Öfke İki Türlüdür
Şeyh Sâdî Hazretleri öfkeyi nasıl anlatıyor? Öfke kaç çeşittir ve bunlar nelerdir?
Şeyh Sâdî Hazretleri buyurur:
“Ermişlerden biri, bir pehlivan görmüştü ki, kızmaktan ağzı köpürmüş, bir şeye fenâ hâlde canı sıkılmıştı.
«‒Buna ne olmuş böyle?» diye sorunca, biri şu cevabı vermiş:
«‒Filânca adam ona hakaret edip sövmüş.»
Ermiş zât demiş ki:
«‒Bu adam bin batman taşı kaldırıyor da, bir sözü kaldıramıyor mu?!»”
ÖFKE İKİ TÜRLÜDÜR
Öfke iki türlüdür. Biri ham nefislerin öfkesi, diğeriyse mânen terakkî etmiş, olgun şahsiyetlerin öfkesi.
Ham nefislerin öfkesi; gözü karartan, aklı ve gönlü perdeleyen, sonrasında ise nedâmet ve mahcûbiyetten yüz kızartan bir cinnet hâlidir.
Kalben tekâmül etmiş bir müʼmin ise, celâllendiği zaman bile nefsini ve irâdesini kontrol altında tutar, hak ve adâletten aslâ şaşmaz.
Nitekim Peygamber Efendimiz -sallâllâhu aleyhi ve sellem-:
“Güçlü ve kuvvetli pehlivan, herkesi sallayıp yere yıkan kimse değildir. Asıl kahraman, öfke zamanında kendini tutabilen kişidir.” buyurmuşlardır. (Buhârî, Edeb, 102; Müslim, Birr, 106-108)
Şüphesiz ki bu dirâyeti sergileyebilmek, güzel bir mânevî terbiye ve irâde eğitimi gerektirir. Bundan dolayıdır ki öfke kontrolü hususunda da Hak dostlarının irşadlarına gönül vermek ve onların fazîlet dolu hâllerini örnek almak îcâb eder.
Şu hâdise, ne kadar ibretli bir misâldir:
Bir gazâda Hazret-i Ali -radıyallâhu anh-, bir düşman neferini altına almış, onu öldürmek üzereydi.
Ölümün pençesine kendisini kaptıran adam, âcizlik içinde iğrenç bir davranışa meylederek Hazret-i Ali’nin mübârek yüzüne tükürdü.

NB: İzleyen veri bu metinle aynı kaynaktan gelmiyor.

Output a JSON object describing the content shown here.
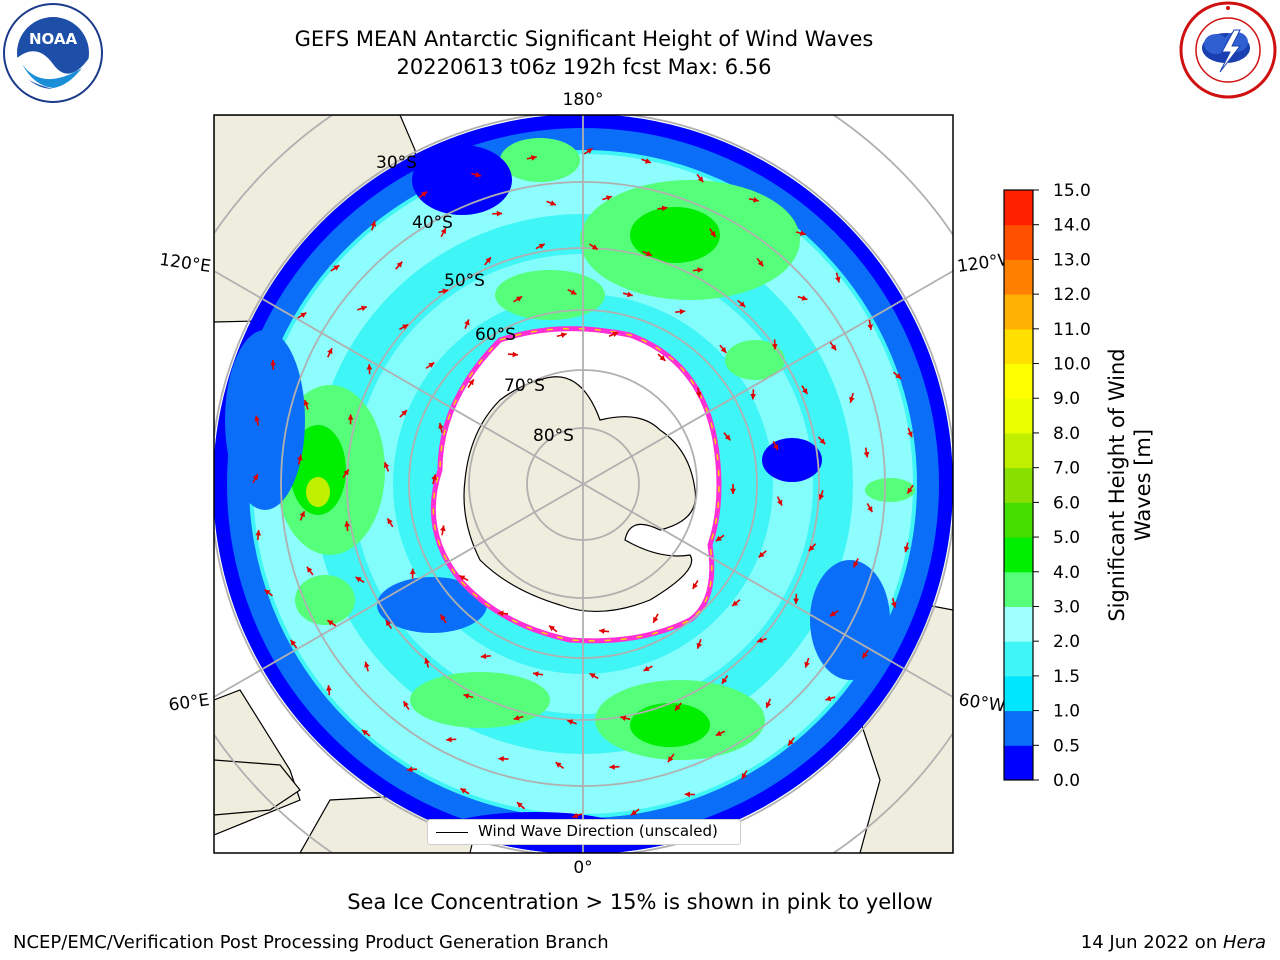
{
  "title_line1": "GEFS MEAN Antarctic Significant Height of Wind Waves",
  "title_line2": "20220613 t06z 192h fcst   Max: 6.56",
  "map": {
    "longitude_labels": [
      "180°",
      "120°E",
      "120°W",
      "60°E",
      "60°W",
      "0°"
    ],
    "latitude_labels": [
      "30°S",
      "40°S",
      "50°S",
      "60°S",
      "70°S",
      "80°S"
    ],
    "legend_text": "Wind Wave Direction (unscaled)"
  },
  "colorbar": {
    "label": "Significant Height of Wind Waves [m]",
    "ticks": [
      "0.0",
      "0.5",
      "1.0",
      "1.5",
      "2.0",
      "3.0",
      "4.0",
      "5.0",
      "6.0",
      "7.0",
      "8.0",
      "9.0",
      "10.0",
      "11.0",
      "12.0",
      "13.0",
      "14.0",
      "15.0"
    ],
    "colors": [
      "#0000ff",
      "#0a6ef8",
      "#00e6ff",
      "#40f5f5",
      "#a0ffff",
      "#55ff7a",
      "#00ee00",
      "#44dd00",
      "#88e000",
      "#c0f000",
      "#eaff00",
      "#ffff00",
      "#ffe000",
      "#ffb000",
      "#ff8000",
      "#ff5000",
      "#ff2000",
      "#ff0000"
    ]
  },
  "sea_ice_note": "Sea Ice Concentration > 15% is shown in pink to yellow",
  "footer_left": "NCEP/EMC/Verification Post Processing Product Generation Branch",
  "footer_right_prefix": "14 Jun 2022 on ",
  "footer_right_host": "Hera",
  "logos": {
    "noaa_text": "NOAA",
    "nws_text": "NATIONAL WEATHER SERVICE"
  }
}
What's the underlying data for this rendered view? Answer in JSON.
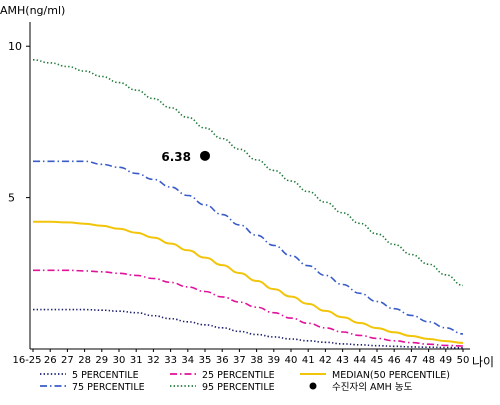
{
  "chart_data": {
    "type": "line",
    "ylabel": "AMH(ng/ml)",
    "xlabel": "나이",
    "ylim": [
      0,
      10.8
    ],
    "yticks": [
      10,
      5
    ],
    "grid": false,
    "legend_position": "bottom",
    "categories": [
      "16-25",
      "26",
      "27",
      "28",
      "29",
      "30",
      "31",
      "32",
      "33",
      "34",
      "35",
      "36",
      "37",
      "38",
      "39",
      "40",
      "41",
      "42",
      "43",
      "44",
      "45",
      "46",
      "47",
      "48",
      "49",
      "50"
    ],
    "series": [
      {
        "name": "5 PERCENTILE",
        "color": "#1a1f6e",
        "dash": "dotted",
        "values": [
          1.3,
          1.3,
          1.3,
          1.3,
          1.28,
          1.25,
          1.2,
          1.1,
          1.0,
          0.9,
          0.8,
          0.7,
          0.58,
          0.48,
          0.4,
          0.33,
          0.27,
          0.22,
          0.17,
          0.14,
          0.11,
          0.09,
          0.07,
          0.06,
          0.05,
          0.04
        ]
      },
      {
        "name": "25 PERCENTILE",
        "color": "#e0119a",
        "dash": "dashdot",
        "values": [
          2.6,
          2.6,
          2.6,
          2.58,
          2.55,
          2.5,
          2.43,
          2.33,
          2.2,
          2.05,
          1.9,
          1.72,
          1.55,
          1.38,
          1.2,
          1.02,
          0.85,
          0.7,
          0.56,
          0.45,
          0.35,
          0.27,
          0.21,
          0.16,
          0.12,
          0.1
        ]
      },
      {
        "name": "MEDIAN(50 PERCENTILE)",
        "color": "#f2c40a",
        "dash": "solid",
        "values": [
          4.2,
          4.2,
          4.18,
          4.14,
          4.07,
          3.97,
          3.84,
          3.68,
          3.48,
          3.26,
          3.02,
          2.77,
          2.51,
          2.25,
          1.98,
          1.73,
          1.49,
          1.26,
          1.05,
          0.86,
          0.69,
          0.55,
          0.43,
          0.33,
          0.26,
          0.2
        ]
      },
      {
        "name": "75 PERCENTILE",
        "color": "#3a5cc8",
        "dash": "dashdot",
        "values": [
          6.2,
          6.2,
          6.2,
          6.2,
          6.1,
          6.0,
          5.8,
          5.6,
          5.35,
          5.07,
          4.76,
          4.44,
          4.1,
          3.76,
          3.42,
          3.08,
          2.75,
          2.43,
          2.13,
          1.84,
          1.57,
          1.33,
          1.11,
          0.9,
          0.7,
          0.5
        ]
      },
      {
        "name": "95 PERCENTILE",
        "color": "#1f7a3a",
        "dash": "dotted",
        "values": [
          9.55,
          9.45,
          9.33,
          9.18,
          9.0,
          8.8,
          8.55,
          8.27,
          7.97,
          7.65,
          7.3,
          6.95,
          6.6,
          6.25,
          5.9,
          5.55,
          5.2,
          4.85,
          4.5,
          4.15,
          3.8,
          3.45,
          3.12,
          2.8,
          2.45,
          2.1
        ]
      }
    ],
    "marker": {
      "label": "수진자의 AMH 농도",
      "value_label": "6.38",
      "x": "35",
      "y": 6.38,
      "color": "#000000"
    }
  }
}
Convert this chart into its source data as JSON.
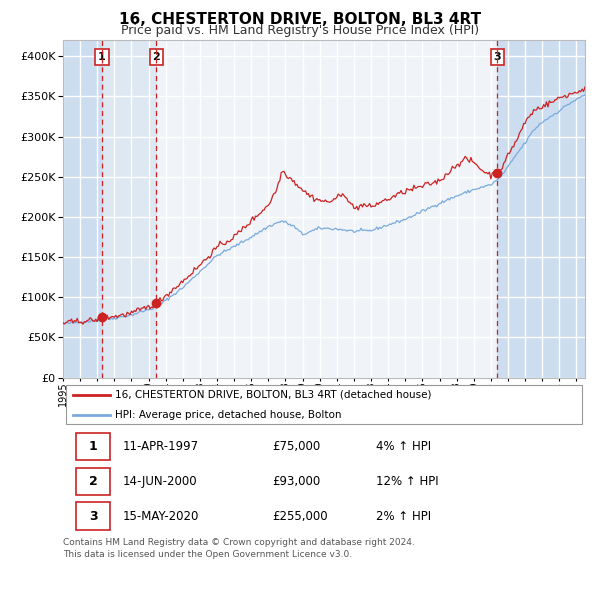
{
  "title": "16, CHESTERTON DRIVE, BOLTON, BL3 4RT",
  "subtitle": "Price paid vs. HM Land Registry's House Price Index (HPI)",
  "legend_line1": "16, CHESTERTON DRIVE, BOLTON, BL3 4RT (detached house)",
  "legend_line2": "HPI: Average price, detached house, Bolton",
  "footer1": "Contains HM Land Registry data © Crown copyright and database right 2024.",
  "footer2": "This data is licensed under the Open Government Licence v3.0.",
  "purchases": [
    {
      "label": "1",
      "date": "11-APR-1997",
      "price": 75000,
      "pct": "4%",
      "x_year": 1997.27
    },
    {
      "label": "2",
      "date": "14-JUN-2000",
      "price": 93000,
      "pct": "12%",
      "x_year": 2000.45
    },
    {
      "label": "3",
      "date": "15-MAY-2020",
      "price": 255000,
      "pct": "2%",
      "x_year": 2020.37
    }
  ],
  "table_rows": [
    [
      "1",
      "11-APR-1997",
      "£75,000",
      "4% ↑ HPI"
    ],
    [
      "2",
      "14-JUN-2000",
      "£93,000",
      "12% ↑ HPI"
    ],
    [
      "3",
      "15-MAY-2020",
      "£255,000",
      "2% ↑ HPI"
    ]
  ],
  "ylim": [
    0,
    420000
  ],
  "xlim_start": 1995.0,
  "xlim_end": 2025.5,
  "hpi_color": "#7aaadd",
  "price_color": "#cc2222",
  "plot_bg": "#f0f4f8",
  "grid_color": "#ffffff",
  "vline_color": "#cc2222",
  "marker_color": "#cc2222",
  "shade_color": "#ccddf0"
}
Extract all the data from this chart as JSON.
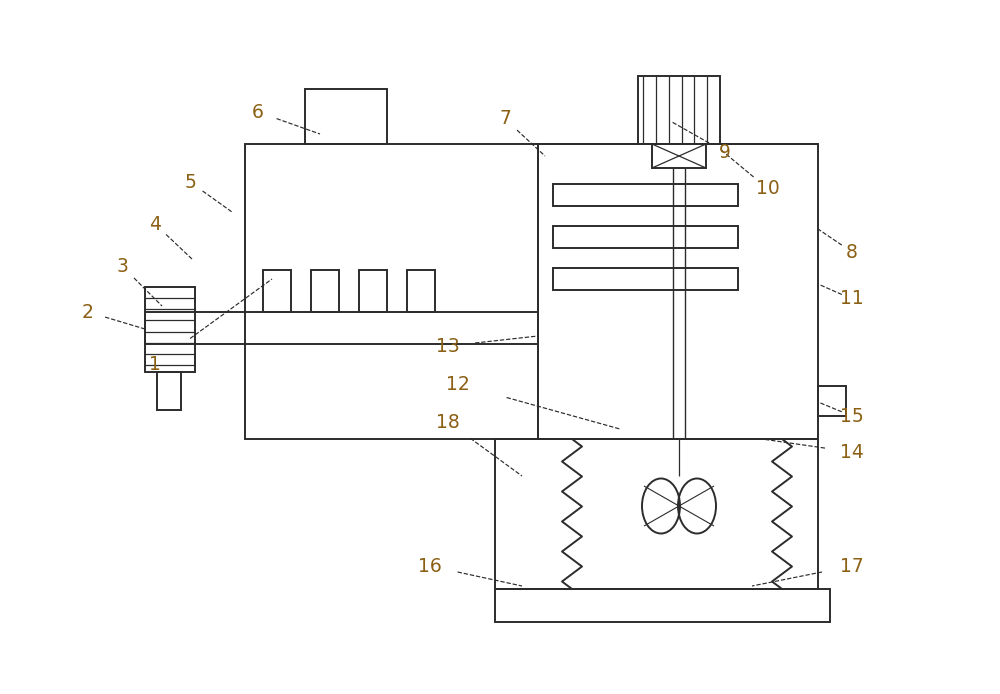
{
  "bg": "#ffffff",
  "lc": "#2c2c2c",
  "label_color": "#8B6014",
  "lw": 1.4,
  "labels": [
    [
      "1",
      1.55,
      3.3,
      2.72,
      4.15
    ],
    [
      "2",
      0.88,
      3.82,
      1.45,
      3.65
    ],
    [
      "3",
      1.22,
      4.28,
      1.62,
      3.88
    ],
    [
      "4",
      1.55,
      4.7,
      1.92,
      4.35
    ],
    [
      "5",
      1.9,
      5.12,
      2.32,
      4.82
    ],
    [
      "6",
      2.58,
      5.82,
      3.2,
      5.6
    ],
    [
      "7",
      5.05,
      5.75,
      5.45,
      5.38
    ],
    [
      "8",
      8.52,
      4.42,
      8.18,
      4.65
    ],
    [
      "9",
      7.25,
      5.42,
      6.72,
      5.72
    ],
    [
      "10",
      7.68,
      5.05,
      7.2,
      5.45
    ],
    [
      "11",
      8.52,
      3.95,
      8.18,
      4.1
    ],
    [
      "12",
      4.58,
      3.1,
      6.2,
      2.65
    ],
    [
      "13",
      4.48,
      3.48,
      5.38,
      3.58
    ],
    [
      "14",
      8.52,
      2.42,
      7.62,
      2.55
    ],
    [
      "15",
      8.52,
      2.78,
      8.18,
      2.92
    ],
    [
      "16",
      4.3,
      1.28,
      5.22,
      1.08
    ],
    [
      "17",
      8.52,
      1.28,
      7.52,
      1.08
    ],
    [
      "18",
      4.48,
      2.72,
      5.22,
      2.18
    ]
  ]
}
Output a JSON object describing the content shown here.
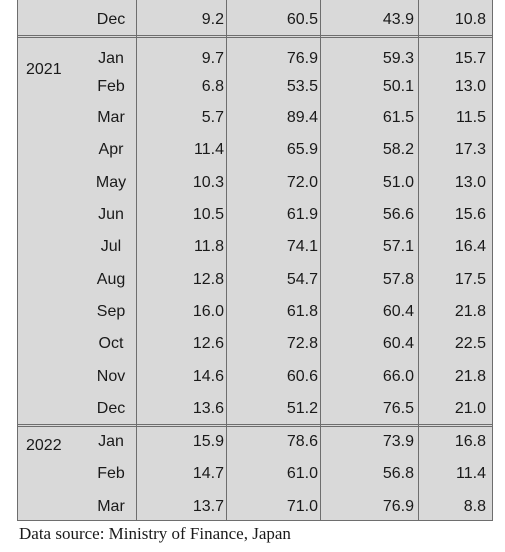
{
  "table": {
    "rows": [
      {
        "year": "",
        "month": "Dec",
        "v1": "9.2",
        "v2": "60.5",
        "v3": "43.9",
        "v4": "10.8"
      },
      {
        "year": "2021",
        "month": "Jan",
        "v1": "9.7",
        "v2": "76.9",
        "v3": "59.3",
        "v4": "15.7"
      },
      {
        "year": "",
        "month": "Feb",
        "v1": "6.8",
        "v2": "53.5",
        "v3": "50.1",
        "v4": "13.0"
      },
      {
        "year": "",
        "month": "Mar",
        "v1": "5.7",
        "v2": "89.4",
        "v3": "61.5",
        "v4": "11.5"
      },
      {
        "year": "",
        "month": "Apr",
        "v1": "11.4",
        "v2": "65.9",
        "v3": "58.2",
        "v4": "17.3"
      },
      {
        "year": "",
        "month": "May",
        "v1": "10.3",
        "v2": "72.0",
        "v3": "51.0",
        "v4": "13.0"
      },
      {
        "year": "",
        "month": "Jun",
        "v1": "10.5",
        "v2": "61.9",
        "v3": "56.6",
        "v4": "15.6"
      },
      {
        "year": "",
        "month": "Jul",
        "v1": "11.8",
        "v2": "74.1",
        "v3": "57.1",
        "v4": "16.4"
      },
      {
        "year": "",
        "month": "Aug",
        "v1": "12.8",
        "v2": "54.7",
        "v3": "57.8",
        "v4": "17.5"
      },
      {
        "year": "",
        "month": "Sep",
        "v1": "16.0",
        "v2": "61.8",
        "v3": "60.4",
        "v4": "21.8"
      },
      {
        "year": "",
        "month": "Oct",
        "v1": "12.6",
        "v2": "72.8",
        "v3": "60.4",
        "v4": "22.5"
      },
      {
        "year": "",
        "month": "Nov",
        "v1": "14.6",
        "v2": "60.6",
        "v3": "66.0",
        "v4": "21.8"
      },
      {
        "year": "",
        "month": "Dec",
        "v1": "13.6",
        "v2": "51.2",
        "v3": "76.5",
        "v4": "21.0"
      },
      {
        "year": "2022",
        "month": "Jan",
        "v1": "15.9",
        "v2": "78.6",
        "v3": "73.9",
        "v4": "16.8"
      },
      {
        "year": "",
        "month": "Feb",
        "v1": "14.7",
        "v2": "61.0",
        "v3": "56.8",
        "v4": "11.4"
      },
      {
        "year": "",
        "month": "Mar",
        "v1": "13.7",
        "v2": "71.0",
        "v3": "76.9",
        "v4": "8.8"
      }
    ]
  },
  "source_note": "Data source: Ministry of Finance, Japan"
}
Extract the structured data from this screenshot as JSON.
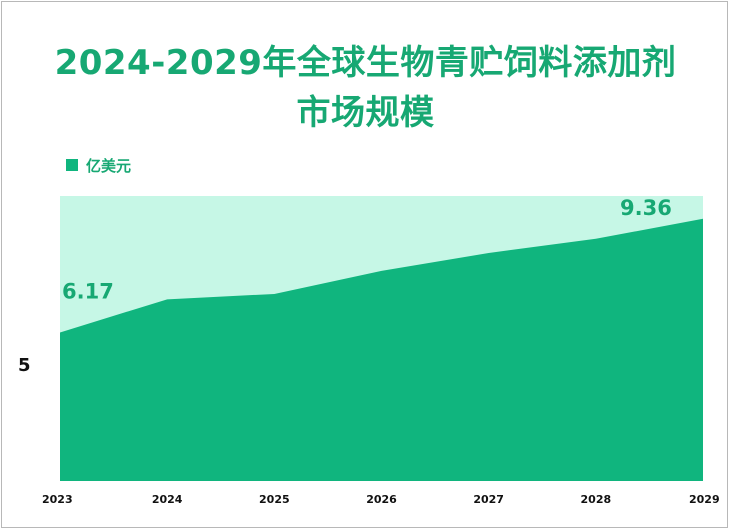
{
  "title_line1": "2024-2029年全球生物青贮饲料添加剂",
  "title_line2": "市场规模",
  "chart_data": {
    "type": "area",
    "categories": [
      "2023",
      "2024",
      "2025",
      "2026",
      "2027",
      "2028",
      "2029"
    ],
    "series": [
      {
        "name": "亿美元",
        "values": [
          6.17,
          7.1,
          7.25,
          7.9,
          8.4,
          8.8,
          9.36
        ]
      }
    ],
    "data_labels": {
      "first": "6.17",
      "last": "9.36"
    },
    "y_tick_label": "5",
    "ylim": [
      2.0,
      10.0
    ],
    "colors": {
      "area": "#10b57e",
      "background_band": "#c6f7e6",
      "title": "#17a873"
    },
    "legend_position": "top-left",
    "grid": false
  }
}
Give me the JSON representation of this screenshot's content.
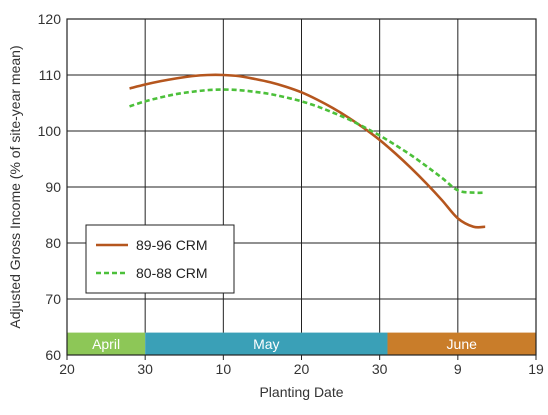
{
  "chart_data": {
    "type": "line",
    "title": "",
    "xlabel": "Planting Date",
    "ylabel": "Adjusted Gross Income (% of site-year mean)",
    "x_tick_labels": [
      "20",
      "30",
      "10",
      "20",
      "30",
      "9",
      "19"
    ],
    "x_ticks_days": [
      0,
      10,
      20,
      30,
      40,
      50,
      60
    ],
    "ylim": [
      60,
      120
    ],
    "y_ticks": [
      60,
      70,
      80,
      90,
      100,
      110,
      120
    ],
    "grid": true,
    "legend_position": "bottom-left",
    "month_bands": [
      {
        "label": "April",
        "start": 0,
        "end": 10,
        "color": "#8dc757"
      },
      {
        "label": "May",
        "start": 10,
        "end": 41,
        "color": "#3aa0b7"
      },
      {
        "label": "June",
        "start": 41,
        "end": 60,
        "color": "#c97d2a"
      }
    ],
    "series": [
      {
        "name": "89-96 CRM",
        "color": "#b5561e",
        "style": "solid",
        "x": [
          8,
          10,
          12,
          14,
          16,
          18,
          20,
          22,
          24,
          26,
          28,
          30,
          32,
          34,
          36,
          38,
          40,
          42,
          44,
          46,
          48,
          50,
          52,
          53.5
        ],
        "values": [
          107.6,
          108.3,
          108.9,
          109.4,
          109.8,
          110.0,
          110.0,
          109.8,
          109.3,
          108.7,
          107.9,
          106.9,
          105.6,
          104.1,
          102.4,
          100.5,
          98.4,
          96.0,
          93.4,
          90.6,
          87.6,
          84.4,
          82.9,
          82.9
        ]
      },
      {
        "name": "80-88 CRM",
        "color": "#4cc03a",
        "style": "dashed",
        "x": [
          8,
          10,
          12,
          14,
          16,
          18,
          20,
          22,
          24,
          26,
          28,
          30,
          32,
          34,
          36,
          38,
          40,
          42,
          44,
          46,
          48,
          50,
          52,
          53.5
        ],
        "values": [
          104.4,
          105.3,
          106.0,
          106.6,
          107.0,
          107.3,
          107.4,
          107.3,
          107.0,
          106.6,
          106.0,
          105.3,
          104.4,
          103.3,
          102.1,
          100.7,
          99.2,
          97.5,
          95.7,
          93.7,
          91.6,
          89.4,
          89.0,
          89.0
        ]
      }
    ]
  }
}
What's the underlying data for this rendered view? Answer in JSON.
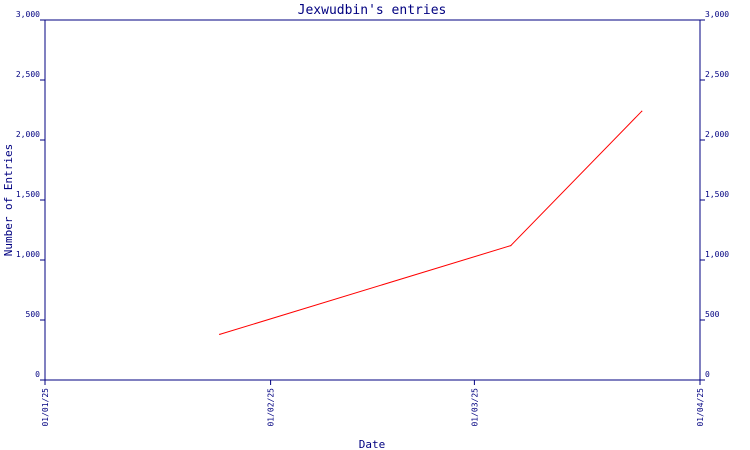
{
  "chart_data": {
    "type": "line",
    "title": "Jexwudbin's entries",
    "xlabel": "Date",
    "ylabel": "Number of Entries",
    "ylim": [
      0,
      3000
    ],
    "y_ticks": [
      0,
      500,
      1000,
      1500,
      2000,
      2500,
      3000
    ],
    "y_tick_labels": [
      "0",
      "500",
      "1,000",
      "1,500",
      "2,000",
      "2,500",
      "3,000"
    ],
    "x_ticks": [
      "2025-01-01",
      "2025-02-01",
      "2025-03-01",
      "2025-04-01"
    ],
    "x_tick_labels": [
      "01/01/25",
      "01/02/25",
      "01/03/25",
      "01/04/25"
    ],
    "xlim": [
      "2025-01-01",
      "2025-04-01"
    ],
    "series": [
      {
        "x": [
          "2025-01-25",
          "2025-03-06",
          "2025-03-24"
        ],
        "y": [
          380,
          1120,
          2240
        ]
      }
    ],
    "grid": false,
    "colors": {
      "axis": "#000080",
      "line": "#ff0000",
      "background": "#ffffff"
    }
  }
}
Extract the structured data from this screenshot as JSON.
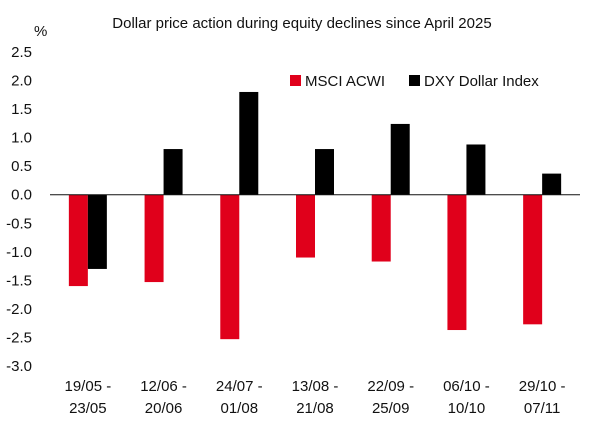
{
  "chart_data": {
    "type": "bar",
    "title": "Dollar price action during equity declines since April 2025",
    "ylabel": "%",
    "xlabel": "",
    "ylim": [
      -3.0,
      2.5
    ],
    "yticks": [
      "2.5",
      "2.0",
      "1.5",
      "1.0",
      "0.5",
      "0.0",
      "-0.5",
      "-1.0",
      "-1.5",
      "-2.0",
      "-2.5",
      "-3.0"
    ],
    "grid": false,
    "legend_position": "top-right",
    "categories": [
      {
        "line1": "19/05 -",
        "line2": "23/05"
      },
      {
        "line1": "12/06 -",
        "line2": "20/06"
      },
      {
        "line1": "24/07 -",
        "line2": "01/08"
      },
      {
        "line1": "13/08 -",
        "line2": "21/08"
      },
      {
        "line1": "22/09 -",
        "line2": "25/09"
      },
      {
        "line1": "06/10 -",
        "line2": "10/10"
      },
      {
        "line1": "29/10 -",
        "line2": "07/11"
      }
    ],
    "series": [
      {
        "name": "MSCI ACWI",
        "color": "#e0001b",
        "values": [
          -1.6,
          -1.53,
          -2.53,
          -1.1,
          -1.17,
          -2.37,
          -2.27
        ]
      },
      {
        "name": "DXY Dollar Index",
        "color": "#000000",
        "values": [
          -1.3,
          0.8,
          1.8,
          0.8,
          1.24,
          0.88,
          0.37
        ]
      }
    ]
  }
}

Ehl-i Beyt’in bahadır bir ferdi ve Allâh’ın arslanı olan Hazret-i Ali -radıyallâhu anh- için, cihad meydanında alt ettiği kâfirin kellesini o an bir hamlede uçuruvermek, işten bile değildi. Fakat o, nefsinin galebesinden endişe ederek birdenbire durdu ve elindeki Peygamber armağanı olan zülfikârı yavaşça yere indirip düşmanını öldürmekten vazgeçti.
Yerde perişan vaziyette yatan ve rakibinin son bir hamlesiyle ölmeyi bekleyen adamcağız, bu hâle pek şaşırdı. Zira o, tükürmek sûretiyle yaptığı çirkin hareket neticesinde, Hazret-i Ali’nin öncekinden daha şiddetli bir öfkeyle karşılık vererek kendisini öldüreceğini düşünmüştü. Fakat düşündüğü gibi olmadı. Hayal edemeyeceği bir hakîkatle karşılaştı. İslâm ve gönül kahramanı olan Hazret-i Ali’nin bu davranışına akıl erdiremeyen o düşman, hayret ve merakla sordu:
“–Yâ Ali! Beni tam öldürecekken niye durdun? Niçin öldürmekten vazgeçtin? Ne oldu ki şiddetli bir hiddetten tarifsiz bir sükûna geçtin? Bir şimşek gibi çakmakta iken bir anda fırtınasız, sakin bir hava gibi duruluverdin?!.”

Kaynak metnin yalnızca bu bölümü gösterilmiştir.